Unlike evoked potentials where external stimulus timing is known, the exact timing or "fiducial point" for each heartbeat must be accurately determined before ensemble averaging. The need for precise timing is crucial to avoid distortion of low-amplitude, high-frequency ECG components. Additionally, high-resolution ECG assumes a consistent beat-to-beat morphology, unlike signal averaging during stress tests, which has to adapt to gradual changes in the signal.

Sampling Rate

Given that high-resolution ECG often contains high-frequency components, a high sampling rate of at least 1 kHz is typically used. This is in contrast to other ECG applications where lower sampling rates might suffice.

Areas of Focus

In high-resolution ECG, several specific intervals of the cardiac cycle are examined:

  • Bundle of His: Depolarizes during the PR segment. This segment, often considered silent in standard ECGs, can be analyzed.

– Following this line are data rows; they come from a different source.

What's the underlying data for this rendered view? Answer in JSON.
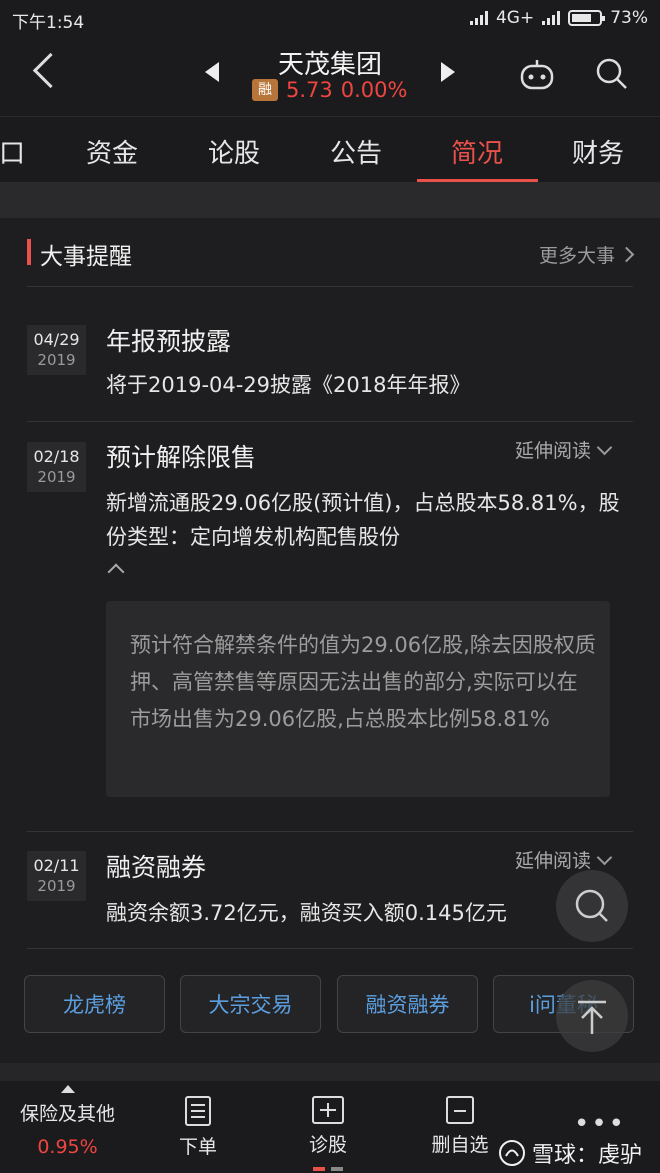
{
  "status_bar": {
    "time": "下午1:54",
    "network": "4G+",
    "battery": "73%"
  },
  "header": {
    "stock_name": "天茂集团",
    "margin_badge": "融",
    "price": "5.73",
    "change": "0.00%"
  },
  "tabs": [
    {
      "label": "口"
    },
    {
      "label": "资金"
    },
    {
      "label": "论股"
    },
    {
      "label": "公告"
    },
    {
      "label": "简况",
      "active": true
    },
    {
      "label": "财务"
    }
  ],
  "section": {
    "title": "大事提醒",
    "more_label": "更多大事"
  },
  "events": [
    {
      "month_day": "04/29",
      "year": "2019",
      "title": "年报预披露",
      "desc": "将于2019-04-29披露《2018年年报》"
    },
    {
      "month_day": "02/18",
      "year": "2019",
      "title": "预计解除限售",
      "extend_label": "延伸阅读",
      "desc": "新增流通股29.06亿股(预计值)，占总股本58.81%，股份类型：定向增发机构配售股份",
      "detail": "预计符合解禁条件的值为29.06亿股,除去因股权质押、高管禁售等原因无法出售的部分,实际可以在市场出售为29.06亿股,占总股本比例58.81%"
    },
    {
      "month_day": "02/11",
      "year": "2019",
      "title": "融资融券",
      "extend_label": "延伸阅读",
      "desc": "融资余额3.72亿元，融资买入额0.145亿元"
    }
  ],
  "quick_buttons": [
    {
      "label": "龙虎榜"
    },
    {
      "label": "大宗交易"
    },
    {
      "label": "融资融券"
    },
    {
      "label": "i问董秘"
    }
  ],
  "bottom_nav": {
    "left": {
      "label": "保险及其他",
      "change": "0.95%"
    },
    "items": [
      {
        "label": "下单"
      },
      {
        "label": "诊股"
      },
      {
        "label": "删自选"
      }
    ],
    "watermark": "雪球：虔驴"
  },
  "colors": {
    "accent": "#e9514b",
    "link": "#5b9fe0",
    "background": "#1e1e20"
  }
}
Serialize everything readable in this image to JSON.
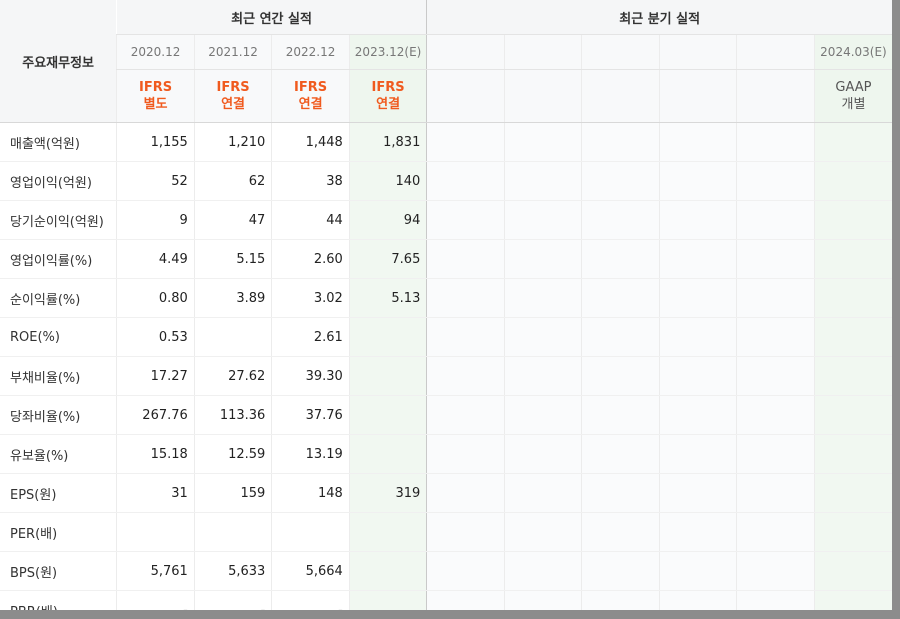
{
  "header": {
    "row_title": "주요재무정보",
    "annual_title": "최근 연간 실적",
    "quarter_title": "최근 분기 실적"
  },
  "annual_periods": [
    {
      "period": "2020.12",
      "std1": "IFRS",
      "std2": "별도"
    },
    {
      "period": "2021.12",
      "std1": "IFRS",
      "std2": "연결"
    },
    {
      "period": "2022.12",
      "std1": "IFRS",
      "std2": "연결"
    },
    {
      "period": "2023.12(E)",
      "std1": "IFRS",
      "std2": "연결"
    }
  ],
  "quarter_periods": [
    {
      "period": "",
      "std1": "",
      "std2": ""
    },
    {
      "period": "",
      "std1": "",
      "std2": ""
    },
    {
      "period": "",
      "std1": "",
      "std2": ""
    },
    {
      "period": "",
      "std1": "",
      "std2": ""
    },
    {
      "period": "",
      "std1": "",
      "std2": ""
    },
    {
      "period": "2024.03(E)",
      "std1": "GAAP",
      "std2": "개별"
    }
  ],
  "rows": [
    {
      "label": "매출액(억원)",
      "values": [
        "1,155",
        "1,210",
        "1,448",
        "1,831"
      ]
    },
    {
      "label": "영업이익(억원)",
      "values": [
        "52",
        "62",
        "38",
        "140"
      ]
    },
    {
      "label": "당기순이익(억원)",
      "values": [
        "9",
        "47",
        "44",
        "94"
      ]
    },
    {
      "label": "영업이익률(%)",
      "values": [
        "4.49",
        "5.15",
        "2.60",
        "7.65"
      ]
    },
    {
      "label": "순이익률(%)",
      "values": [
        "0.80",
        "3.89",
        "3.02",
        "5.13"
      ]
    },
    {
      "label": "ROE(%)",
      "values": [
        "0.53",
        "",
        "2.61",
        ""
      ]
    },
    {
      "label": "부채비율(%)",
      "values": [
        "17.27",
        "27.62",
        "39.30",
        ""
      ]
    },
    {
      "label": "당좌비율(%)",
      "values": [
        "267.76",
        "113.36",
        "37.76",
        ""
      ]
    },
    {
      "label": "유보율(%)",
      "values": [
        "15.18",
        "12.59",
        "13.19",
        ""
      ]
    },
    {
      "label": "EPS(원)",
      "values": [
        "31",
        "159",
        "148",
        "319"
      ]
    },
    {
      "label": "PER(배)",
      "values": [
        "",
        "",
        "",
        ""
      ]
    },
    {
      "label": "BPS(원)",
      "values": [
        "5,761",
        "5,633",
        "5,664",
        ""
      ]
    },
    {
      "label": "PBR(배)",
      "values": [
        "-",
        "-",
        "-",
        ""
      ]
    }
  ]
}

  • Terminal QRS and ST segment: Places where late potentials may be present, particularly interesting in the context of myocardial infarction.

  • Intra-QRS Potentials: An area of growing interest for researchers.

  • P Wave: Also targeted for more detailed analysis.

Clinical Importance

Among these, the analysis of late potentials has gained the most attention. Late potentials can be a sign of delayed and fragmented ventricular depolarization, especially in patients with myocardial infarction. The presence of late potentials is often indicative of higher risks of life-threatening arrhythmias and is significant for risk stratification in post-infarction patients.